We believe Somany Ceramics is on the cusp of major rerating with the management walking the talk on several key issues (which led to significant de-rating in the past) including a) cleaning up of balance sheet over the last few quarters including fully providing for its investments in SREI Infra bonds in Q4FY21 as a prudent accounting practice (despite no stress at the moment); b) its strong cashflow management driven by superior working capital discipline; c) calling off its treasury operations by recalling all the ICDs and utilising it to pay off its debt; and d) correcting major flaws in its systems and processes by introducing appropriate checks and replacing few KMPs. Besides correcting the balance sheet, the company also seems geared to post industry leading volume growth aided by low base (of last 5 years), recent capex initiatives and structural improvement in EBITDA margins driven by superior product mix and operating leverage. We now rate SOMC as our top pick in building materials space. Maintain BUY.

 

Valuation and outlook:

Factoring in Q4FY21 performance, we increase our consolidated revenue and PAT estimates by 4.2%/6.3% and 5.8%/19%, respectively for FY22E/FY23E. We now expect SOMC to report revenue and adj. PAT CAGRs of 17.9% and 39.1%, respectively over FY21-FY23E. We maintain our BUY rating on the stock with a revised target price of Rs870 (earlier: Rs525), valuing it at 25x (earlier 18x) FY23E earnings. Key downside risks: 1) Sharp rise in gas prices and 2) increase in competitive intensity.

 

Volume growth at 13.4% QoQ.

SOMC posted 14.7% QoQ increase in its consolidated revenue to Rs5.65bn (I-Sec: Rs5.45bn). This is attributable to 13.4% QoQ increase in tile segment volumes. With higher mix of GVT, SOMC was able to improve its realisation by 1.1% QoQ despite higher growth in outsourcing revenues. Allied product revenues witnessed growth of 19.6% QoQ. Going forward, with double-digit revenue growth in tiles likely in FY22 aided by market share gains, expected recovery in its allied product segment and expansion led growth in FY23, we expect SOMC to report revenue CAGR of 17.9% over FY21-FY23E.

 

EBITDA margin record high at 15.9% (I-Sec: 12.5%).

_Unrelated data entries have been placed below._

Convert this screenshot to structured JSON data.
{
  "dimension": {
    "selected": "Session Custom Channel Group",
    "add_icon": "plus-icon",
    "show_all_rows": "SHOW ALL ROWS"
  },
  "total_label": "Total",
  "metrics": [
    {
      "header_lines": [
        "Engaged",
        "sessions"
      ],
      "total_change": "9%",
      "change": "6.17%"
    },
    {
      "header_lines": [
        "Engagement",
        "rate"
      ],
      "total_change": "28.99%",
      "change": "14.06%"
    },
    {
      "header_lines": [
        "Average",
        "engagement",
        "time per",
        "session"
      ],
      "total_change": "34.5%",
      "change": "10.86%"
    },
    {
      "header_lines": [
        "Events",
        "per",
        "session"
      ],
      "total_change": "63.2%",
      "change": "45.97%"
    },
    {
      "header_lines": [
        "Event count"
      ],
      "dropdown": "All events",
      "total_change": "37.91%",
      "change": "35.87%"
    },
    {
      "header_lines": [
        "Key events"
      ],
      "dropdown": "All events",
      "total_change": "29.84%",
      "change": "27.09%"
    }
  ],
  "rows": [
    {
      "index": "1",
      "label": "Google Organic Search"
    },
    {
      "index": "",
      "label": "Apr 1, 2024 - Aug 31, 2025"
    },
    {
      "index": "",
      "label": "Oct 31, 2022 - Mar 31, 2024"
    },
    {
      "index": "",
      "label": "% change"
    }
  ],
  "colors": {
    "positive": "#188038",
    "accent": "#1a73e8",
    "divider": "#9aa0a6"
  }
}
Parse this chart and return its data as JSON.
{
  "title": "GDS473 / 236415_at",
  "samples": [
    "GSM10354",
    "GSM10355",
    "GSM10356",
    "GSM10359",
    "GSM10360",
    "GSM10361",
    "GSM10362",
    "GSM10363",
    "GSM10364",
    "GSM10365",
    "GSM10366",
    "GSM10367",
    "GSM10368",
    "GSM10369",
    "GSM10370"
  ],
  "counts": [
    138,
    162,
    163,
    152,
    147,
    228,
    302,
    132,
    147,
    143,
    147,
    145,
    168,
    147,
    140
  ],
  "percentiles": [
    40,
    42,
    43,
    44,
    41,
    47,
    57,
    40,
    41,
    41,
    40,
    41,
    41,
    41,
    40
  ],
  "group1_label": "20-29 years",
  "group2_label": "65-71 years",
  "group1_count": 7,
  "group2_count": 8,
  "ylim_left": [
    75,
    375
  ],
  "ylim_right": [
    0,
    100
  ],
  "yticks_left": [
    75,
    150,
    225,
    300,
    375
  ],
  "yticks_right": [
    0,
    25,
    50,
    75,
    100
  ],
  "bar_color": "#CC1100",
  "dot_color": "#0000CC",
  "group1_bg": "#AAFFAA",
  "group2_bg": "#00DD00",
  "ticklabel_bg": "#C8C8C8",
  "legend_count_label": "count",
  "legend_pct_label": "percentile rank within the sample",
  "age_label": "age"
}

SOMC surprised with 15.9% EBITDA margin (I-Sec: 12.5%) led by better product mix, savings in brand spends and operating leverage. We expect 12.5% EBITDA margin in FY22 led by impact of higher gas cost, higher branding and staff cost on a low base. However, in FY22 higher utilisation and better mix will help improve margin. With likely improvement in GVT mix to 30% from 26% currently and operating leverage, we model on a conservative basis (led by commissioning of all the three expanded capacities at one go in FY23 start) EBIDTA margin of 13.5% by FY23E from 11.6% in FY21.

 

RoCEs likely to inch towards 16.7% by FY23E.

Sharp improvement in profitability and strong cashflow generation in FY21 and FY22 along with stricter balance sheet are likely to help SOMC absorb higher capex over the next one year and improve RoCE to 16.7% in FY23E from 11.8% in FY21. This, we believe, will lead to further rerating of the stock going forward.